Il provvedimento si impone all’attenzione pubblica come legge contro la violenza sulle donne, ma in realtà contiene misure eterogenee, fra loro accomunate esclusivamente dal carattere d’urgenza.

Frodi informatiche e furti di rame, Tav e ordine pubblico, protezione civile e potenziamento del Corpo dei vigili del fuoco.
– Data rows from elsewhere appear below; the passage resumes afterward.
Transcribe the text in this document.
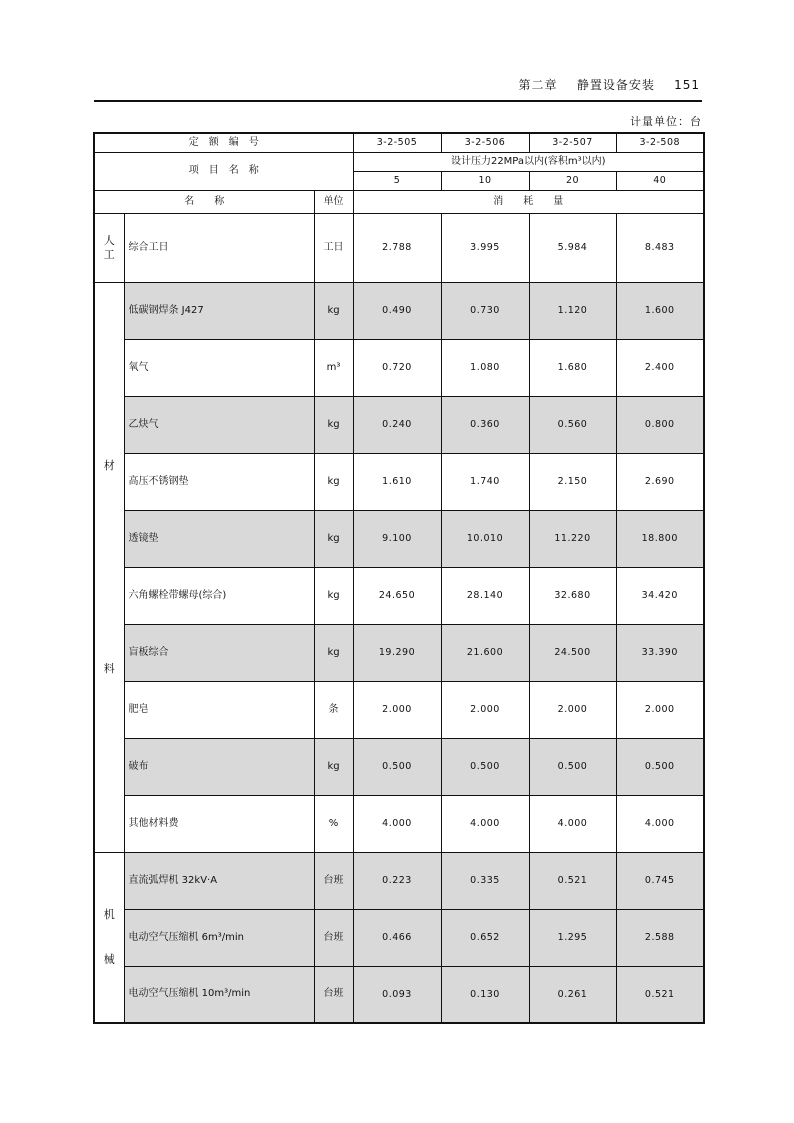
第二章 静置设备安装 151
计量单位：台
定　额　编　号			3-2-505	3-2-506	3-2-507	3-2-508
项　目　名　称			设计压力22MPa以内(容积m³以内)			
			5	10	20	40
名　　称		单位	消　　耗　　量			

人
工	综合工日	工日	2.788	3.995	5.984	8.483

材
料	低碳钢焊条 J427	kg	0.490	0.730	1.120	1.600
	氧气	m³	0.720	1.080	1.680	2.400
	乙炔气	kg	0.240	0.360	0.560	0.800
	高压不锈钢垫	kg	1.610	1.740	2.150	2.690
	透镜垫	kg	9.100	10.010	11.220	18.800
	六角螺栓带螺母(综合)	kg	24.650	28.140	32.680	34.420
	盲板综合	kg	19.290	21.600	24.500	33.390
	肥皂	条	2.000	2.000	2.000	2.000
	破布	kg	0.500	0.500	0.500	0.500
	其他材料费	%	4.000	4.000	4.000	4.000

机
械	直流弧焊机 32kV·A	台班	0.223	0.335	0.521	0.745
	电动空气压缩机 6m³/min	台班	0.466	0.652	1.295	2.588
	电动空气压缩机 10m³/min	台班	0.093	0.130	0.261	0.521
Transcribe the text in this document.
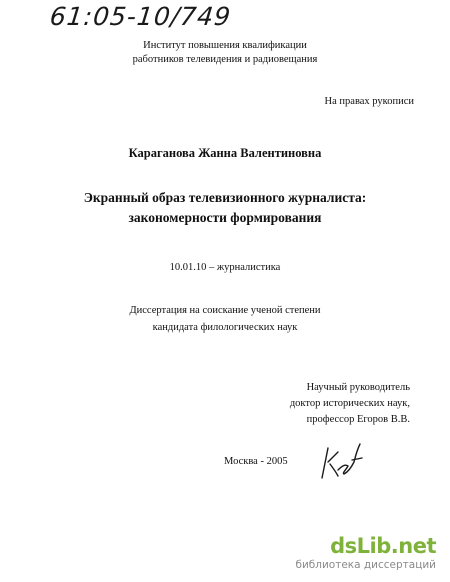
61:05-10/749
Институт повышения квалификации
работников телевидения и радиовещания
На правах рукописи
Караганова Жанна Валентиновна
Экранный образ телевизионного журналиста:
закономерности формирования
10.01.10 – журналистика
Диссертация на соискание ученой степени
кандидата филологических наук
Научный руководитель
доктор исторических наук,
профессор Егоров В.В.
Москва - 2005
dsLib.net
библиотека диссертаций
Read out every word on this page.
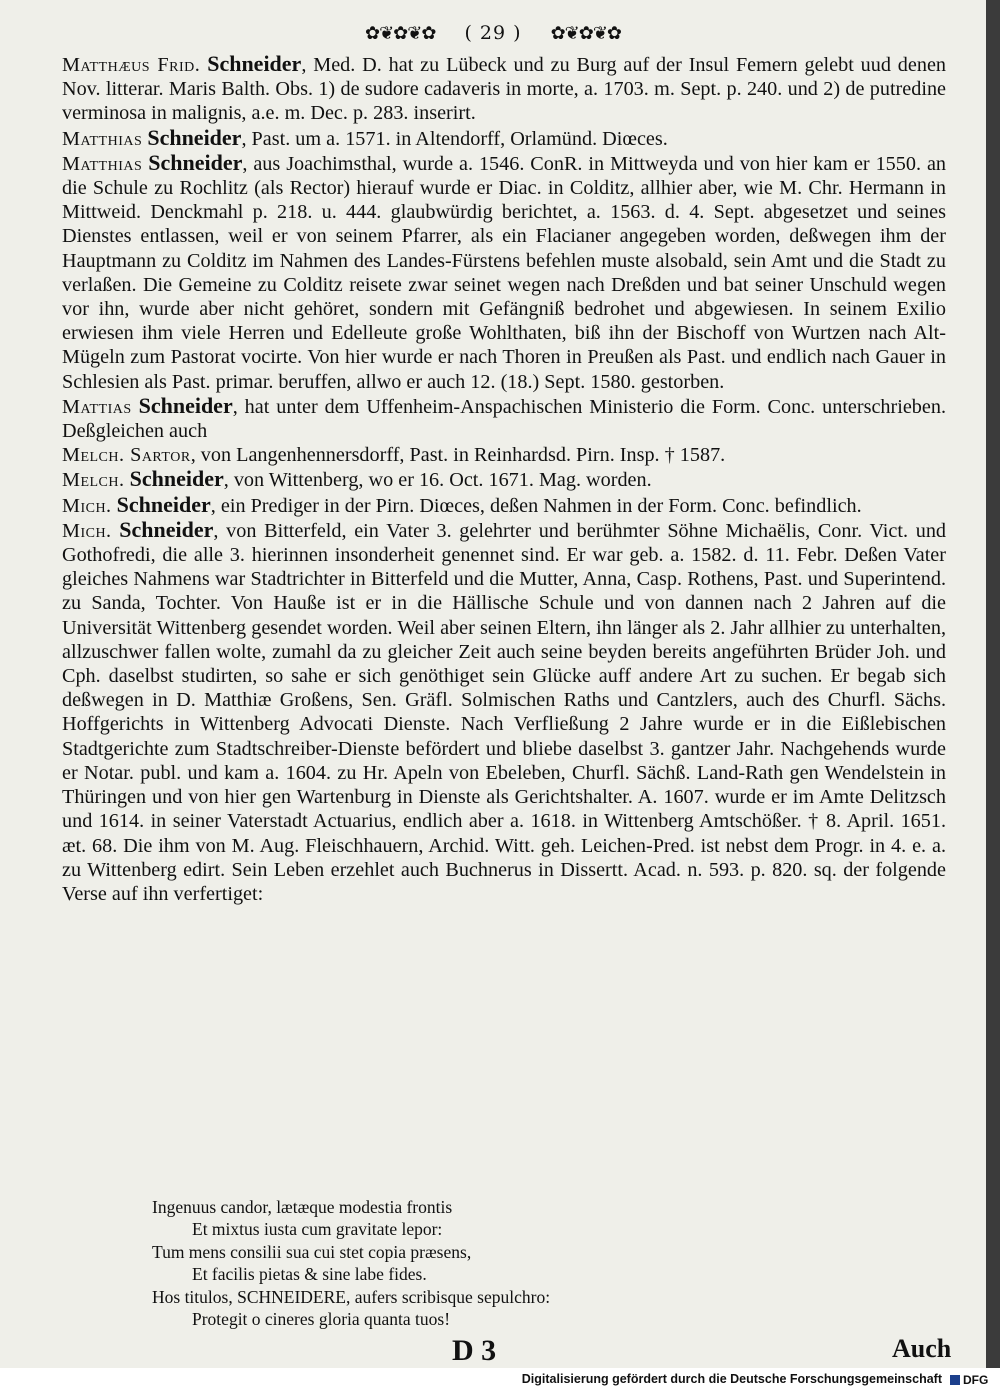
✿❦✿❦✿ ( 29 ) ✿❦✿❦✿

Matthæus Frid. Schneider, Med. D. hat zu Lübeck und zu Burg auf der Insul Femern gelebt uud denen Nov. litterar. Maris Balth. Obs. 1) de sudore cadaveris in morte, a. 1703. m. Sept. p. 240. und 2) de putredine verminosa in malignis, a.e. m. Dec. p. 283. inserirt.

Matthias Schneider, Past. um a. 1571. in Altendorff, Orlamünd. Diœces.

Matthias Schneider, aus Joachimsthal, wurde a. 1546. ConR. in Mittweyda und von hier kam er 1550. an die Schule zu Rochlitz (als Rector) hierauf wurde er Diac. in Colditz, allhier aber, wie M. Chr. Hermann in Mittweid. Denckmahl p. 218. u. 444. glaubwürdig berichtet, a. 1563. d. 4. Sept. abgesetzet und seines Dienstes entlassen, weil er von seinem Pfarrer, als ein Flacianer angegeben worden, deßwegen ihm der Hauptmann zu Colditz im Nahmen des Landes-Fürstens befehlen muste alsobald, sein Amt und die Stadt zu verlaßen. Die Gemeine zu Colditz reisete zwar seinet wegen nach Dreßden und bat seiner Unschuld wegen vor ihn, wurde aber nicht gehöret, sondern mit Gefängniß bedrohet und abgewiesen. In seinem Exilio erwiesen ihm viele Herren und Edelleute große Wohlthaten, biß ihn der Bischoff von Wurtzen nach Alt-Mügeln zum Pastorat vocirte. Von hier wurde er nach Thoren in Preußen als Past. und endlich nach Gauer in Schlesien als Past. primar. beruffen, allwo er auch 12. (18.) Sept. 1580. gestorben.

Mattias Schneider, hat unter dem Uffenheim-Anspachischen Ministerio die Form. Conc. unterschrieben. Deßgleichen auch

Melch. Sartor, von Langenhennersdorff, Past. in Reinhardsd. Pirn. Insp. † 1587.

Melch. Schneider, von Wittenberg, wo er 16. Oct. 1671. Mag. worden.

Mich. Schneider, ein Prediger in der Pirn. Diœces, deßen Nahmen in der Form. Conc. befindlich.

Mich. Schneider, von Bitterfeld, ein Vater 3. gelehrter und berühmter Söhne Michaëlis, Conr. Vict. und Gothofredi, die alle 3. hierinnen insonderheit genennet sind. Er war geb. a. 1582. d. 11. Febr. Deßen Vater gleiches Nahmens war Stadtrichter in Bitterfeld und die Mutter, Anna, Casp. Rothens, Past. und Superintend. zu Sanda, Tochter. Von Hauße ist er in die Hällische Schule und von dannen nach 2 Jahren auf die Universität Wittenberg gesendet worden. Weil aber seinen Eltern, ihn länger als 2. Jahr allhier zu unterhalten, allzuschwer fallen wolte, zumahl da zu gleicher Zeit auch seine beyden bereits angeführten Brüder Joh. und Cph. daselbst studirten, so sahe er sich genöthiget sein Glücke auff andere Art zu suchen. Er begab sich deßwegen in D. Matthiæ Großens, Sen. Gräfl. Solmischen Raths und Cantzlers, auch des Churfl. Sächs. Hoffgerichts in Wittenberg Advocati Dienste. Nach Verfließung 2 Jahre wurde er in die Eißlebischen Stadtgerichte zum Stadtschreiber-Dienste befördert und bliebe daselbst 3. gantzer Jahr. Nachgehends wurde er Notar. publ. und kam a. 1604. zu Hr. Apeln von Ebeleben, Churfl. Sächß. Land-Rath gen Wendelstein in Thüringen und von hier gen Wartenburg in Dienste als Gerichtshalter. A. 1607. wurde er im Amte Delitzsch und 1614. in seiner Vaterstadt Actuarius, endlich aber a. 1618. in Wittenberg Amtschößer. † 8. April. 1651. æt. 68. Die ihm von M. Aug. Fleischhauern, Archid. Witt. geh. Leichen-Pred. ist nebst dem Progr. in 4. e. a. zu Wittenberg edirt. Sein Leben erzehlet auch Buchnerus in Dissertt. Acad. n. 593. p. 820. sq. der folgende Verse auf ihn verfertiget:

Ingenuus candor, lætæque modestia frontis
Et mixtus iusta cum gravitate lepor:
Tum mens consilii sua cui stet copia præsens,
Et facilis pietas & sine labe fides.
Hos titulos, SCHNEIDERE, aufers scribisque sepulchro:
Protegit o cineres gloria quanta tuos!
D 3	Auch
Digitalisierung gefördert durch die Deutsche Forschungsgemeinschaft DFG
In questa legge-frullatore c’è davvero di tutto e il risultato pronto da bere è l’ennesimo pacchetto sicurezza, che il Governo vende come merce fresca grazie alla magica parolina “femminicidio”.

Una parolina che apre le porte a un’approvazione quasi unanime, e fa da rapido lasciapassare a una serie di temi che avrebbero meritato tempi più lunghi di digestione, mentre il decreto legge – arrivato in Senato a una manciata di giorni dalla scadenza – impone un implicito aut aut: immediata (e incondizionata) approvazione o decadenza.

Una legge “ricatto” quindi, che moltiplicando gli input e i temi crea ulteriore confusione attorno al tema della violenza sulle donne, affrontato superficialmente, con poca cognizione e sulla scia dei più recenti fatti di cronaca.

Una legge “brutta” che tradisce un fraintendimento dei suoi stessi obiettivi e individua come principale strumento di contrasto al femminicidio (inteso come allarme sociale) l’inasprimento del trattamento punitivo degli autori di tali fatti.

Una legge “repressiva” – infine – che ridefinisce in modo oscuro i confini tra Stato e cittadini. In questo caso, tra uno Stato Padre – autoritario e padrone – e una cittadina Figlia, inabile a decidere in piena autonomia della propria vita.

È questo uno dei punti più critici del provvedimento, richiamato all’articolo 1: l’irrevocabilità della querela in caso di evento reiterato e, in casi reputati meno gravi,  la concessione di remissione dietro valutazione del magistrato.

Questa misura in particolare – apparentemente rivolta a difendere la donna, anche da se stessa – è in realtà lo specchio di uno sguardo viziato in materia di contrasto alla violenza di genere.

La donna archetipica che emerge da questa legge è una donna che ha bisogno di essere “protetta” e non messa in condizione di far valere i propri diritti, come qualunque altro cittadino. Nell’ombra lunga della “protezione” intravediamo ancora una volta il pericolo di donne “sotto tutela”, incapaci di autodeterminarsi, definite soltanto in relazione a un padre, un fidanzato, un marito e – in questo caso – a uno Stato padrone che eccede pericolosamente il suo ruolo.

Una legge scritta senza tenere conto delle esperienze e delle sensibilità necessarie, che bypassa il femminismo, che rimuove le battaglie che hanno portato all’evidenza politica e civile il tema della violenza sulle donne.

E non c’è braccialetto elettronico per stalker che tenga. Non c’è inasprimento di pena sufficiente, né parametro di Stato per “incrociare” gravità del crimine e grado di affettività tra molestatore e molestata.

La soluzione non è un pacchetto sicurezza. La strada per il contrasto al femminicidio non è rapida. Non è d’urgenza. Non si trova tra un articolo sull’ordine pubblico e uno sugli stati di emergenza.  La soluzione non è questa legge. Ci vuole tempo. Ci vuole impegno. Ci vogliono risorse. Ci vuole educazione al Genere, e un investimento culturale serio.

Quello che serve è una rivoluzione, e noi invece continuiamo a ruotare intorno al problema.